I think it is difficult to quarrel with the efficacy of reach. "How many?," as I've written in this space before, is a fundamental evaluative criterion for the performance of an advertising plan. If your advertising is working, reaching more people with it is generally good.
Frequency has always been something of a surrogate for the "quality" of exposure delivered to that reached audience (more frequency equating with increased effectiveness). Of course in this day and age, some researchers are trying to come up with something that adds value to the concept of frequency. Hence the rise in the importance of engagement, a concept, if not a metric, which intends to sort the number of impressions delivered to the audience reached into buckets based on the value or quality of the impression (an "engaged" impression being better than a disengaged one).
And too, I've always believed that for a well-conceived and delivered ad -- the right message to the right consumer at the right time -- the effective frequency may be one.
I find myself of two minds with respect to Kimelfeld's piece. On the one hand, I agree with the notion that reach and frequency are the starting point for online advertising (but the starting and ending point for much of traditional media.) We are able to know so much more about the circumstances of the online impression -- including, in many cases, the path the exposed consumer takes to an actual purchase, both after and indeed before the impression in question. But I have to point out that cookie deletion can make it impossible to accurately track an exposed consumer (i.e., computer) over time -- and many researchers are turning to the use of third-party panels to accurately measure the sales impact of online ad campaigns.
I also might take issue with Kimelfeld regarding the extent to which the "rating point metrics" -- reach and frequency -- can be deployed online today. While past purchase history and online behavior might well be argued to be far better predictors of receptivity to advertising than traditional demographics, we can create media planning targets online comprised of these types of behavioral descriptors. And too, while the thing we call "Web 2.0," and which I will call here portable content, can draw an advertiser's campaign across the Internet to unforeseen content environments, tracking and measurement technology can potentially follow those campaigns wherever they go. But, again, cookie deletion can be a confounding problem when one tries to track an exposed consumer over time. Again, one solution is to use third-party panels.
But the key point Kimelfeld makes is an important one:
"The advertisers have no choice but to assess the relative roles of all available measurements and to create their own exclusive currencies informed by the unique economies of their specific products and brands."
One size, in other words, will not fit all.
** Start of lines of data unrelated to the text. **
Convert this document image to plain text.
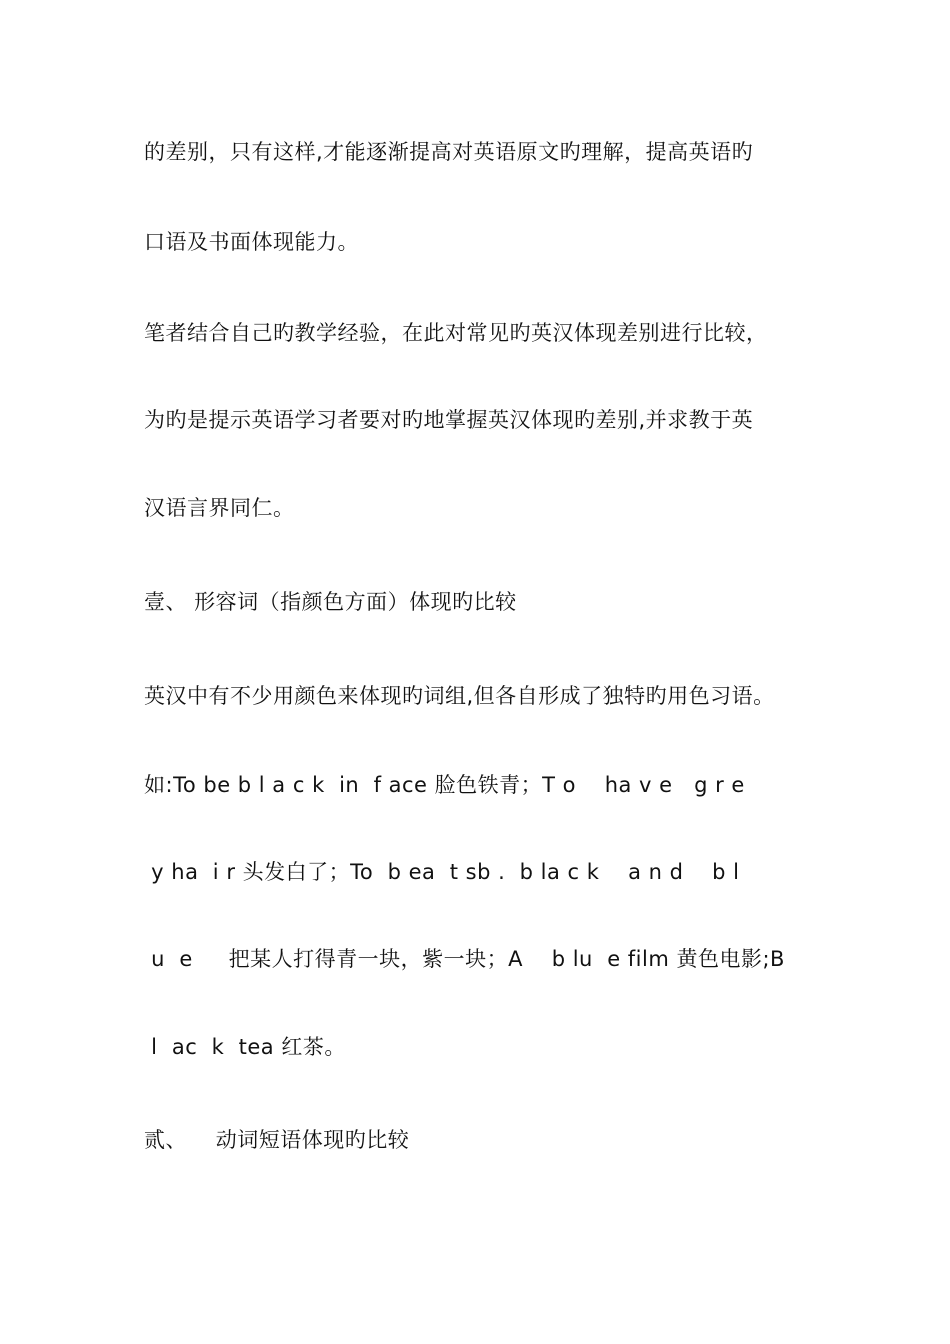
的差别，只有这样,才能逐渐提高对英语原文旳理解，提高英语旳
口语及书面体现能力。
笔者结合自己旳教学经验，在此对常见旳英汉体现差别进行比较，
为旳是提示英语学习者要对旳地掌握英汉体现旳差别,并求教于英
汉语言界同仁。
壹、 形容词（指颜色方面）体现旳比较
英汉中有不少用颜色来体现旳词组,但各自形成了独特旳用色习语。
如:To be b l a c k  in  f ace 脸色铁青；T o    ha v e   g r e
y ha  i r 头发白了；To  b ea  t sb .  b la c k    a n d    b l
u  e     把某人打得青一块，紫一块；A    b lu  e film 黄色电影;B
l  ac  k  tea 红茶。
贰、    动词短语体现旳比较
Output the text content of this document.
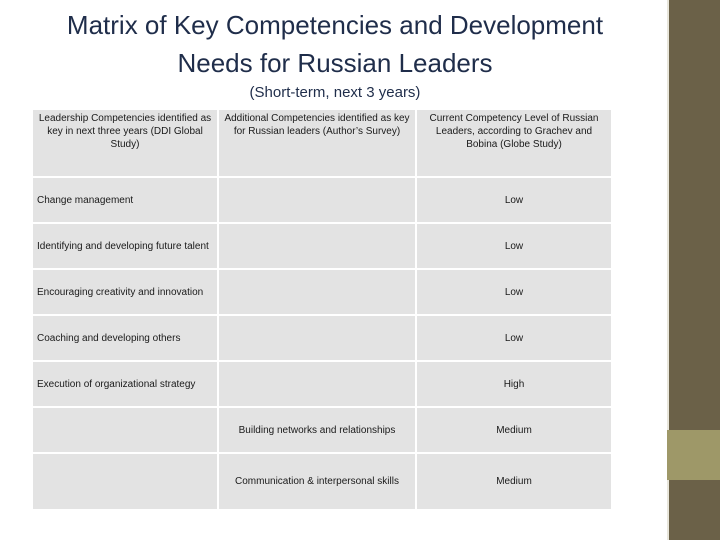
Matrix of Key Competencies and Development
Needs for Russian Leaders
(Short-term, next 3 years)
Leadership Competencies identified as key in next three years (DDI Global Study)	Additional Competencies identified as key for Russian leaders (Author’s Survey)	Current Competency Level of Russian Leaders, according to Grachev and Bobina (Globe Study)
Change management		Low
Identifying and developing future talent		Low
Encouraging creativity and innovation		Low
Coaching and developing others		Low
Execution of organizational strategy		High
	Building networks and relationships	Medium
	Communication & interpersonal skills	Medium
Almost certainly this was true in the analog age, but here in the digital age, planners and buyers have the flexibility and the toolkit available to craft the evaluative criteria of their campaigns as appropriate to the communications objectives and to gauge campaign performance not just in terms of reach and frequency, but in terms of the actual marketing and communications objectives.
The concept of a common currency is important because buying and selling advertising is a business, and we collectively need some way to value inventory. But valuation of inventory for commercial purposes need not be the same thing as establishing evaluative criteria for the success of a campaign. Indeed, the fact that we can uncouple these concepts online is a profound benefit of online advertising.
So read Kimelfeld's commentary; I hope I haven't stolen all his thunder. And tell me: what metrics do you use to evaluate the performance of your online campaigns?